The 'Nonic' glass could be replaced
Plans to replace the traditional pint glass with one made of shatter-proof plastic will not be accepted by drinkers, the pub industry has warned.
The Home Office has commissioned a new design, in an attempt to stop glasses being used as weapons.
Official figures show 5,500 people are attacked with glasses and bottles every year in England and Wales.
The British Beer and Pub Association said it did not want the new plastic glasses to be made compulsory.
Neil Williams from the association said he was concerned that drinkers would notice a drop in quality.
"For the drinker, the pint glass feels better, it has a nice weight and the drink coats the glass nicely. That's why people go out for a drink, to have a nice experience."
He said there was a danger that pubs with no record of trouble would be penalised.
He said: "I would ask, is it necessary to replace the much-loved pint glass for safety reasons in the vast majority of pubs where there is no problem?
"Pubs shouldn't be put under pressure to stop using glasses if they are safe places to drink. Why on earth ask them to do that?
"They shouldn't be corralled into using plastic glasses. Anything that would move us towards a plastic product would not be welcomed."
Mr Williams said the industry feared extra costs at a time when many pubs were struggling in the recession: "It would impose another cost on us. Red tape is already coming from all sides."
Nick Verebelyi, the designer in charge of delivering the new pint, said they were looking at two approaches.
"One is to coat the glass with a substance that will make sure the glass doesn't shatter into pieces when it is broken - that could be a plastic material for example.
The 'Nonic' (no nick) glass, with a strengthened bulge an inch from the rim was invented in 1960
It replaced the dimpled pint glass (pictured above) which was too difficult to stack
Approximately 126 million pints of beer are served a week in the UK
"But it would have to feel like an existing pint glass to the consumer."
Mr Verebelyi said his company, Design Bridge, was also looking at changing the pint altogether.
"We could do something more radical, by looking at the whole shape and substance of the pint - we could come up with something that is completely different to glass.
"Remember that years ago people used to drink out of pewter tankards.
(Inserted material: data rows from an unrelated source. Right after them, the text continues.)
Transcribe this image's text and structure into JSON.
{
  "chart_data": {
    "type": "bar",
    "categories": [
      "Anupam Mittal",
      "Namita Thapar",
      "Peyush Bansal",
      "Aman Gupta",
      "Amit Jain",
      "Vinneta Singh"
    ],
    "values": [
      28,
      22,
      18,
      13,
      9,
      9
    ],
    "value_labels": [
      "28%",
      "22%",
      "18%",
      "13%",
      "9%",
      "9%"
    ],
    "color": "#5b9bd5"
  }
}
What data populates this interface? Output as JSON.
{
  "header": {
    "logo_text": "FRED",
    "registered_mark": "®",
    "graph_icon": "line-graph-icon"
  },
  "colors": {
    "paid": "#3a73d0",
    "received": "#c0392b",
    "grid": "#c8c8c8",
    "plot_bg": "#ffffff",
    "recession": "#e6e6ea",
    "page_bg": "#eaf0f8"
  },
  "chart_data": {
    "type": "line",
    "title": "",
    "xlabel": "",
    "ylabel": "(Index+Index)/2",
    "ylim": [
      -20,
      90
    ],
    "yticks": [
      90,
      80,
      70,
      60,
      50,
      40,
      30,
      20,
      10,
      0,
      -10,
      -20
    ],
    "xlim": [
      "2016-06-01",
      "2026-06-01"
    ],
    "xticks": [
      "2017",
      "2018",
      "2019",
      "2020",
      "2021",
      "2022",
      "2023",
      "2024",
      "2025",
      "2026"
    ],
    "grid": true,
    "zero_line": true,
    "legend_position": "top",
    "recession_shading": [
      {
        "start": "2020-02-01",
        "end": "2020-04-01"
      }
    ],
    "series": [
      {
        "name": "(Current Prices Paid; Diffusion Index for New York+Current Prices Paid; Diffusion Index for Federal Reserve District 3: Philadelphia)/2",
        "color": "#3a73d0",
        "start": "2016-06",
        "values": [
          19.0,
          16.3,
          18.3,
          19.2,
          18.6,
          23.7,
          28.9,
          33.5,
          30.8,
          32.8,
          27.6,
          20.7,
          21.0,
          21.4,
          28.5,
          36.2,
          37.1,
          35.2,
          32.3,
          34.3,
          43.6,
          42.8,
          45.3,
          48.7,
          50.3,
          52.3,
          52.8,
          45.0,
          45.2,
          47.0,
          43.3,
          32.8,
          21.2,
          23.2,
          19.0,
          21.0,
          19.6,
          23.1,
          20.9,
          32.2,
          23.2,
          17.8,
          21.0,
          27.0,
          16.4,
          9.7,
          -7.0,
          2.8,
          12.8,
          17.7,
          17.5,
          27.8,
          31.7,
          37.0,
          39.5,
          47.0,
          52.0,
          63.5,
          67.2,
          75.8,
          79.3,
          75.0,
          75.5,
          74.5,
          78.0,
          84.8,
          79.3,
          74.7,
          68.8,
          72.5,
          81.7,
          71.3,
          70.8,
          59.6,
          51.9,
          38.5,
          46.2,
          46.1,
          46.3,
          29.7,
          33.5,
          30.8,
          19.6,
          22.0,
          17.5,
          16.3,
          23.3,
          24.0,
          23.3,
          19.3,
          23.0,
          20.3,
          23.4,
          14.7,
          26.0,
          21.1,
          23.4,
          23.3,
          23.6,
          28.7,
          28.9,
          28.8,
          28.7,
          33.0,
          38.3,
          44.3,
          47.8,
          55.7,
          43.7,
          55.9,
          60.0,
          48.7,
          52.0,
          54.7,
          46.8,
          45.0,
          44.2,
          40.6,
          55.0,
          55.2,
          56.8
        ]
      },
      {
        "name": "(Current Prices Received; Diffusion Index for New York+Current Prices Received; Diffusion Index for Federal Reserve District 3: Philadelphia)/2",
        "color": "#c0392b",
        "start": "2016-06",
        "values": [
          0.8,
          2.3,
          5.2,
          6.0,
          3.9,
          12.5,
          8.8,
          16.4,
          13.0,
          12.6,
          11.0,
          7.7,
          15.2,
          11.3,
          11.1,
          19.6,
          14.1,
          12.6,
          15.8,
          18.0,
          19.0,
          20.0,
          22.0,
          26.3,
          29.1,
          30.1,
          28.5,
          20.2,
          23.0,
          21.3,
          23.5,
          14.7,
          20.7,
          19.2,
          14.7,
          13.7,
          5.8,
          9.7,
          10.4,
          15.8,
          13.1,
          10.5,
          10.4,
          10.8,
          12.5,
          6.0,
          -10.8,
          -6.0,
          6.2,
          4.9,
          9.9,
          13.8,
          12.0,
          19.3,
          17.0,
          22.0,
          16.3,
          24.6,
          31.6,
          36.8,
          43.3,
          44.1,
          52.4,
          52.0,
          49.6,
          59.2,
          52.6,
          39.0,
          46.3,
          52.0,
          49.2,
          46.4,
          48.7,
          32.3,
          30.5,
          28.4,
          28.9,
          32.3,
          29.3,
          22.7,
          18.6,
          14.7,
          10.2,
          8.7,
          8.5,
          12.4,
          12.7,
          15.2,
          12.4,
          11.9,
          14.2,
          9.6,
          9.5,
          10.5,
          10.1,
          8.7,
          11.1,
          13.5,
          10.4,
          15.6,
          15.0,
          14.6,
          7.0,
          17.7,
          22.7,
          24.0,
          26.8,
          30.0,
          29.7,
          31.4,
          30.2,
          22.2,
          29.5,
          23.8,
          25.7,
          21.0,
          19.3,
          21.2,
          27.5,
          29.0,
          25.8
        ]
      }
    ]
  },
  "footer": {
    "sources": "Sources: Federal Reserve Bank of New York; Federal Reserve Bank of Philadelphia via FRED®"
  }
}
It could be quite a significant paradigm shift."
Mr Verebelyi said he accepted that drinkers are attached to the traditional glass pint.
"You make a change and there is often opposition, we've got to make it appealing to them. We've got to make it desirable and acceptable and cool.
"There's going to be quite a push behind this in terms of the Home Office."
The Home Office Minister, Alan Campbell, said the redesign could make a significant difference to the number of revellers who are injured.
He said: "Innovative design has played an important role in driving down overall crime, including theft, fraud and burglary.
"This project will see those same skills applied to the dangerous and costly issue of alcohol-related crime and I am confident that it will lead to similar successes."